へどろから見た持続可能な世界ー有機農業
長期にわたるコロナ禍で疲弊した世界に、突如起きたロシアのウクライナ侵攻により、また新たな暗雲が垂れ込めています。戦争による被害は当事国、周辺国にとどまらず、エネルギー、食糧問題などで遠く離れた国々にも深刻な影響を及ぼしつつあります。ロシアはウクライナの小麦を、また自国の小麦、肥料についても戦略手段に使おうとしており、食糧問題は安全保障上、極めて重要であることが改めて浮き彫りになりました。
農産物のグローバル化は水の枯渇問題につながり、持続可能ではないことに前回触れました。肥料についても全く同じことが言えます。農産物の生産国では大量の化学肥料などが土から奪われ土が痩せていくのに対し、消費国ではそれが糞尿に変わり、富栄養化が進むのです。つまりいまのような一方通行は持続が不可能で、糞尿は生産国に送り返して「循環」させる必要があるのです。

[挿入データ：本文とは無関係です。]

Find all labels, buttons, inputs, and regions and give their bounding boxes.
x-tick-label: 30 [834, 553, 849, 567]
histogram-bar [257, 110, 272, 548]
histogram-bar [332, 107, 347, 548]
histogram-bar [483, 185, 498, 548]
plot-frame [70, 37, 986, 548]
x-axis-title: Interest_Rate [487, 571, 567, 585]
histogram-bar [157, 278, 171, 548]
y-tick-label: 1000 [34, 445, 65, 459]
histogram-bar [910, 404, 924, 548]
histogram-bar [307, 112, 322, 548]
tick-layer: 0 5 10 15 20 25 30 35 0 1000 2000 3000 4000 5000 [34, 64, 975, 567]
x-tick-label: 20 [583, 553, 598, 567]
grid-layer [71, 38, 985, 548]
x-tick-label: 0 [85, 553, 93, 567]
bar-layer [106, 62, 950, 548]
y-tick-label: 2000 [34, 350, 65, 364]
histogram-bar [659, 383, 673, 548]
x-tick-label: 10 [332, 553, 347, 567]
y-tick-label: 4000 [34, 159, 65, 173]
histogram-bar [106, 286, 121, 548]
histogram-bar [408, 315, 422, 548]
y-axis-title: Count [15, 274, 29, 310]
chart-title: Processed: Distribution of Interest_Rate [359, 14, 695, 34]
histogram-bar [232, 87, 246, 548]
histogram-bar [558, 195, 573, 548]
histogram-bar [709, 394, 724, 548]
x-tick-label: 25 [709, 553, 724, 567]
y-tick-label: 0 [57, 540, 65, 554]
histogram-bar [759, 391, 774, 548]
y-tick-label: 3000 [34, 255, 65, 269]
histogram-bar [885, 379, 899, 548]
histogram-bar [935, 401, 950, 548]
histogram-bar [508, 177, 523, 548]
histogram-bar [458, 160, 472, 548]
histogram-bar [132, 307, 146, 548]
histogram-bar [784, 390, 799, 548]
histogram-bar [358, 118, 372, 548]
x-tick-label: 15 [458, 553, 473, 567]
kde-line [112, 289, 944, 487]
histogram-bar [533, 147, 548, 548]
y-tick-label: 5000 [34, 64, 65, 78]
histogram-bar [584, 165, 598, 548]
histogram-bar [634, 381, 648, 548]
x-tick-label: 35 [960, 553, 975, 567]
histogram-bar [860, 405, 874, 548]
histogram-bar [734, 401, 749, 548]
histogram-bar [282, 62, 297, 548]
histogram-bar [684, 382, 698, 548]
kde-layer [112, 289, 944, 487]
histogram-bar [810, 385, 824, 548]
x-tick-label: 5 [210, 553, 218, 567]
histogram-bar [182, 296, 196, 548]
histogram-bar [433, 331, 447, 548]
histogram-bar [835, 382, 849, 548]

また、化学肥料もいつまでも利用可能ではなく、原料となるリン鉱石やカリ鉱石は限られた国に偏在して政治的に利用されやすく、しかも有限なのです。窒素肥料は空気中の窒素から作ることができるので無限に思われますが、製造には天然ガスが必要であり、やはり有限なのです。
ではこうした肥料問題を一体どう考えたらよいのでしょう? その答えをキューバの挑戦が教えてくれます。1989年にベルリンの壁が壊されソ連が崩壊したとき、同じ社会主義国のキューバはソ連からの石油、肥料、農薬の輸入が突然ストップし、食料危機に直面しました。カストロ政権の崩壊も予想されました。そのときキューバは大規模に工業化された国営農場を民営化すると同時に労働者に分け与え、また、都市部のあらゆる空き地を小規模な菜園にすることを奨励しました。そして生ごみや牛糞を肥料に変えることで、好むと好まざるとに関わらず、持続可能な有機農業に国を挙げて取り組んだのです。そして10年を経ない内にキューバは世界の有機農業先進国となり、食生活は化学肥料・農薬なしで元の水準に戻ったのです。
農業は命に直接関わる産業であり、安全であるとともに持続可能であることが求められます。しかし現実はコスト的問題からグローバルで大規模な集中的生産が進み、水や肥料の枯渇問題、土壌の喪失問題など、真綿で首を絞めつけられるような状況が進みつつあります。
食料自給率を上げ、生ごみなどを活かした小規模な地産地消の農業を、真剣に考えるべきところに来ているのです。